Puasa Ramadhan dan Beberapa Aspek Hukumnya (4)

Puasa Ramadhan dan Beberapa Aspek Hukumnya (4)

SUARA MUHAMMADIYAH, Ayat 184 lebih lanjut memberikan beberapa ketentuan hukum syariah mengenai dispensasi (rukhsah) sehubungan dengan pelaksanaan kewajiban berpuasa Ramadhan. Oleh karena itu ditegaskan, Maka barang siapa di antara kamu sakit atau sedang dalam perjalanan (lalu tidak berpuasa), maka hendaklah ia menghitung (hari-hari ia tidak berpuasa itu untuk diganti) pada hari-hari yang lain. Dan atas orang-orang yang berat menjalankannya (sehingga tidak berpuasa) diwajibkan membayar fidyah, yaitu memberi makan seorang miskin. Dalam potongan ayat ini dijelaskan tiga macam orang yang diberi rukhsah untuk tidak berpuasa di bulan Ramadhan, yaitu (1) orang sakit, (2) orang dalam perjalanan, dan (3) orang mampu menjalankannya akan tetapi dengan amat berat.
Orang sakit dan orang dalam perjalanan wajib menghitung hari puasa yang ditinggalkannya untuk diganti pada hari-hari lain di luar Ramadhan. Orang yang berat menjalankannya karena sudah tua misalnya atau sakit menahun sehingga karena itu ia tidak berpuasa di bulan Ramadhan menggantinya dengan membayar fidyah berupa memberi makan satu orang miskin untuk satu hari tidak berpuasa Ramadhan.

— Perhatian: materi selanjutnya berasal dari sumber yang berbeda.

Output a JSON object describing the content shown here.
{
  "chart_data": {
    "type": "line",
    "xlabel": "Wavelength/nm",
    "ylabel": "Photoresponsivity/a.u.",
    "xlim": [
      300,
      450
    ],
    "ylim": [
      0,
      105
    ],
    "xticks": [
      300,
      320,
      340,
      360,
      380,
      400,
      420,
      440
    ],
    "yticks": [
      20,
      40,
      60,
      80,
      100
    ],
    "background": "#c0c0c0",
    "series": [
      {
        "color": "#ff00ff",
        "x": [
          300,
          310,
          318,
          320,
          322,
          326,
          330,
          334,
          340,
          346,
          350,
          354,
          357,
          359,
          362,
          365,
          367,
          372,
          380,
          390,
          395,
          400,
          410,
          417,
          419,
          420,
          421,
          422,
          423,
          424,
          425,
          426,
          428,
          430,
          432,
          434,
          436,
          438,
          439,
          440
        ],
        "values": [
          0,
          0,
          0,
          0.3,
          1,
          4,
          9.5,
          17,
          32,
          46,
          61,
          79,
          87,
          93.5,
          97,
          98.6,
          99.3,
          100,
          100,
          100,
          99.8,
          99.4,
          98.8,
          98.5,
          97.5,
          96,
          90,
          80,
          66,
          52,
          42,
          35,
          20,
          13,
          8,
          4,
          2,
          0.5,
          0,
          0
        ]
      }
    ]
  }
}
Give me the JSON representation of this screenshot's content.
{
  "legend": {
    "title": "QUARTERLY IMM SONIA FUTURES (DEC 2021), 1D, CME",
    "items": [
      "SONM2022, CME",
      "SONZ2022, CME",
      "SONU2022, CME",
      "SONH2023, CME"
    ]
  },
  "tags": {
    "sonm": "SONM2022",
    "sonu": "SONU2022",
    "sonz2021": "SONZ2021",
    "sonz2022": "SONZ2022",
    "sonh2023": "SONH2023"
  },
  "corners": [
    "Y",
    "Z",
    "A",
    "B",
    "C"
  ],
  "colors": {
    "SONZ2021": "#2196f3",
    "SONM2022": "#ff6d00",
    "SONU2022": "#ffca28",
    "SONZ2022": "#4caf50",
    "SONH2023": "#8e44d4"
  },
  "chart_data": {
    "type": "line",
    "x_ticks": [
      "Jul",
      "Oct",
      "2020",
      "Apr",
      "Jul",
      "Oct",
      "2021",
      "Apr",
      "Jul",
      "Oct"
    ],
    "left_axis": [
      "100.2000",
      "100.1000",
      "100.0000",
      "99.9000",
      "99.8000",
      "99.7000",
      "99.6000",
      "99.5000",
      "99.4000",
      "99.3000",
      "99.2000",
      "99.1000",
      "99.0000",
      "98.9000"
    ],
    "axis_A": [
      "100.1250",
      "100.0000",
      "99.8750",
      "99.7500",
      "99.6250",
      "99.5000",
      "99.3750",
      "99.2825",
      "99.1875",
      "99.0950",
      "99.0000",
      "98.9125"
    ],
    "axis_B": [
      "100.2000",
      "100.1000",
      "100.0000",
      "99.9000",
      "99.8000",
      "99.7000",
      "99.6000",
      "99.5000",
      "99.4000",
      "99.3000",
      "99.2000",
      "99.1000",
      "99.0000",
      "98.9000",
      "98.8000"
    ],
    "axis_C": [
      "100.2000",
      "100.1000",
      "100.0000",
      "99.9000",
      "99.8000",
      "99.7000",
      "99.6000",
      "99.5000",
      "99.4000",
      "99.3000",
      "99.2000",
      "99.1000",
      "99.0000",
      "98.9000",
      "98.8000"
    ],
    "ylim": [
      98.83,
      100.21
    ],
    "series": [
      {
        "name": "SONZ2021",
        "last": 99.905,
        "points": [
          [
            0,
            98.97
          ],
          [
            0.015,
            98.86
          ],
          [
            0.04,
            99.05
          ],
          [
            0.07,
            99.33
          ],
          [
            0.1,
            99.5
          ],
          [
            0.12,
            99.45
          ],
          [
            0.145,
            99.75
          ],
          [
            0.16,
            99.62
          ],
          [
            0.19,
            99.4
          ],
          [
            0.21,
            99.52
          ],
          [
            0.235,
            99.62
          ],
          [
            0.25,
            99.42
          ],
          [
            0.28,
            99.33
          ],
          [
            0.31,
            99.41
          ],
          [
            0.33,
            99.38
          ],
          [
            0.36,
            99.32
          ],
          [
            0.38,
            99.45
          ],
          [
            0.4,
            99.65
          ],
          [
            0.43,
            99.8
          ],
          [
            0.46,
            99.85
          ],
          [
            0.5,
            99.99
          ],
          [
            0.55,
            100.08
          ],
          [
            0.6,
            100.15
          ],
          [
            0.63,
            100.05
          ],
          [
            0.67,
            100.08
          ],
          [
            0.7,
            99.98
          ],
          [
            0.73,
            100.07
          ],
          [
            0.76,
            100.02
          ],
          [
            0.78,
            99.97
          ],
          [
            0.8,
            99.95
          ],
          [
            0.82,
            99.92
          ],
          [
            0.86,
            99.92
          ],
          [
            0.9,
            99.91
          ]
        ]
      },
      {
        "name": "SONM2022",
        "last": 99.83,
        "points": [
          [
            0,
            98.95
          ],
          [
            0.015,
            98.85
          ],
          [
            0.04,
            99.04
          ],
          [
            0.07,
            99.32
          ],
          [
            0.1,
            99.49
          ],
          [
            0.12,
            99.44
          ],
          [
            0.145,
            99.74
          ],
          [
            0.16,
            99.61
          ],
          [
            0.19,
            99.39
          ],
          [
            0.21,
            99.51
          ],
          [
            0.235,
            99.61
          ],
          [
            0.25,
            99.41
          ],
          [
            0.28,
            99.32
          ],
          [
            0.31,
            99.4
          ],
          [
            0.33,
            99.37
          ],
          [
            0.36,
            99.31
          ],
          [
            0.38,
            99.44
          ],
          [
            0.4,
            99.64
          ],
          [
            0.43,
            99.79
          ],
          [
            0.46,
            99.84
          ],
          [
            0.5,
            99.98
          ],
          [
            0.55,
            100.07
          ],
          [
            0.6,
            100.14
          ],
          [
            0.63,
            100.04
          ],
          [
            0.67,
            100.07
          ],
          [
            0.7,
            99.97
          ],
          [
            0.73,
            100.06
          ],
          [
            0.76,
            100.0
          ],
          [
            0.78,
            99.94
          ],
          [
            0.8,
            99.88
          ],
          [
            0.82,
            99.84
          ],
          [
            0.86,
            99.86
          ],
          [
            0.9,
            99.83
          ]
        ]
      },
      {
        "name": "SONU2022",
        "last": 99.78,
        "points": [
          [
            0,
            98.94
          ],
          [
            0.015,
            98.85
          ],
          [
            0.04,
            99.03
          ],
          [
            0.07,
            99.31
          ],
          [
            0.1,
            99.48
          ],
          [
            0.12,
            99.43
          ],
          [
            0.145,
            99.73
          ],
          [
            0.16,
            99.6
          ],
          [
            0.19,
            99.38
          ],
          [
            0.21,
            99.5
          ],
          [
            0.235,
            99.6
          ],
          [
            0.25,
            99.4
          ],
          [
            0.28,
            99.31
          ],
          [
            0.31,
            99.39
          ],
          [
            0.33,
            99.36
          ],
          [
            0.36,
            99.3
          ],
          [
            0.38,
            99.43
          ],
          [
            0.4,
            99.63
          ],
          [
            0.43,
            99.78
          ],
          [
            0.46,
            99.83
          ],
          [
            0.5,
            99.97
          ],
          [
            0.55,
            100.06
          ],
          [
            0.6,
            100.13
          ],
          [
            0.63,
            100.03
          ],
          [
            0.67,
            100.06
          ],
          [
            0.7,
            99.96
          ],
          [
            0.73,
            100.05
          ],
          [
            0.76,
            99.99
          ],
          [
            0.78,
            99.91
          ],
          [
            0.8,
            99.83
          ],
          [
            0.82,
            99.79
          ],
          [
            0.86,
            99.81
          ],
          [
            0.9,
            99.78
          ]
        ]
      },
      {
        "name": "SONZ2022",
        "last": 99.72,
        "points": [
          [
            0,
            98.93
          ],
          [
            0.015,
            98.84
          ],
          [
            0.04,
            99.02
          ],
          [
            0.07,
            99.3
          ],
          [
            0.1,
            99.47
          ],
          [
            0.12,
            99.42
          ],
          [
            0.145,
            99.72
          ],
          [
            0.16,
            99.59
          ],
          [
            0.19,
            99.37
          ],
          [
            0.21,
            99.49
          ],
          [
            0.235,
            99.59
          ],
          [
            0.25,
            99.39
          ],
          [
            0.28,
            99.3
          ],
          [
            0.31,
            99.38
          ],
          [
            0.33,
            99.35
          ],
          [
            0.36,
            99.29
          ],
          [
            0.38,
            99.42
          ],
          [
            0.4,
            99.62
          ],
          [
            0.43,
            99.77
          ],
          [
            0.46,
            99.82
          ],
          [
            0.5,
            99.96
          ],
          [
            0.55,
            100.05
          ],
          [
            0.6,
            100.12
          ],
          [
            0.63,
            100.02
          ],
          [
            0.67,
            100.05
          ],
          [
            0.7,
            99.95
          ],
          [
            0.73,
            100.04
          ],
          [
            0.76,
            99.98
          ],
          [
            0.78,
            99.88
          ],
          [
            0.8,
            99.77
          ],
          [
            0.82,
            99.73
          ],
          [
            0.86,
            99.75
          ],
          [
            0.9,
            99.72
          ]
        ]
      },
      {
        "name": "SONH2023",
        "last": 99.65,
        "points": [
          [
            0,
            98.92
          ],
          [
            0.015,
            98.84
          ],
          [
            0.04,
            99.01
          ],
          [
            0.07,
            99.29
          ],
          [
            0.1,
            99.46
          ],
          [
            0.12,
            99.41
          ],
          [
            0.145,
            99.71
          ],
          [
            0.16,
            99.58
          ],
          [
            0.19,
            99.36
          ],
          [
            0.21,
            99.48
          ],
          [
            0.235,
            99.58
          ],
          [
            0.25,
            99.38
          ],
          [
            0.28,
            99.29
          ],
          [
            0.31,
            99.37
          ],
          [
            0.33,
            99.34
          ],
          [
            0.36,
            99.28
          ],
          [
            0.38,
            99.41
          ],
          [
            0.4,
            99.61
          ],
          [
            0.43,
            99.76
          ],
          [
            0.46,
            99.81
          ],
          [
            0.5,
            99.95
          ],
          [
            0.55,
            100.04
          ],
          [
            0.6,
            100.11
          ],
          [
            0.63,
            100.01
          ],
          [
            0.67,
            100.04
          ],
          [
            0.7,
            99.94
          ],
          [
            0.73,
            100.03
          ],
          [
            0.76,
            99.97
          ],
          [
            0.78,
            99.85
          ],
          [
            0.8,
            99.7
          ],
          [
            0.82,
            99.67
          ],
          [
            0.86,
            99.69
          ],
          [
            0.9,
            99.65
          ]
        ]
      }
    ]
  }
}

Kata “sakit” dalam ayat di atas tidak disertai dengan keterangan kualifikasi yang menjelaskan macam sakit yang membolehkan iftar (tidak berpuasa). Kenyataan ini, menurut Abu Hayyan (w 754/1353) dan Muhammad Rasyid Rida (w. 1354/1935), menunjukkan bahwa rukhsah (dispensasi) yang diberikan untuk tidak berpuasa itu tidak dibatasi pada sakit berat yang menyukarkan melakukan puasa. (Abu Hayyan, al-Bahr al-Muhit, II: 183; dan Rida, Tafsir al-Manar, II: 121). Ibn al-‘Arabi (w. 543/1148) dan al-Qurtubi (w. 671/1273) menyebutkan tiga kemungkinan sakit, yaitu (1) sakit yang sama sekali tidak memungkinkan menjalankan puasa, maka dalam kondisi ini orang wajib iftar (tidak puasa), (2) sakit yang masih memungkinkan melakukan puasa namun dengan amat berat dan susah payah, maka dalam kondisi ini lebih afdal tidak berpuasa, (3) sakit yang tidak menimbulkan kesukaran untuk melaksanakan puasa, maka dalam keadaan ini sah iftar (tidak puasa), tetapi berpuasa lebih afdal. Yang ketiga ini adalah pendapat Ibn Sirin (w 110/729), ‘Ata’ (w 114/732) dan al-Bukhari (w 256/870). (Ibn al-‘Arabi, Ahkam Al-Qur’an, diedit oleh Muhammad ‘Abd al-Qadir ‘Ata (Beirut: Dar al-Kutub al-‘Ilmiyyah, 1424/2003), I: 110; bandingkan dengan al-Qurtubi, Tafsir al-Qurtubi, II: 185). Menurut jumhur ulama, sakit yang membolehkan iftar pada bulan Ramadhan adalah sakit yang memberatkan atau dapat menambah penyakit. (Rida, Tafsir al-Manar, II: 121; dan al-Qurtubi, Tafsir al-Qurtubi, II: 185). Pendapat jumhur ini termasuk kategori kedua. Al-Qurtubi menegaskan bahwa pendapat ketiga lebih moderat. Ia mengatakan, “Pendapat Ibn Sirin (pendapat ketiga) merupakan pendapat paling moderat mengenai masalah ini.”(Al-Qurtubi, Tafsir al-Qurtubi, II: 185). Rasyid Rida juga cenderung kepada pendapat ini karena ia menyanggah argumen jumhur. Namun menurut beliau dalam kondisi sakit pada kemungkinan ketiga ini lebih afdal untuk berpuasa. (Rida, Tafsir al-Manar, II: 121 dan 127).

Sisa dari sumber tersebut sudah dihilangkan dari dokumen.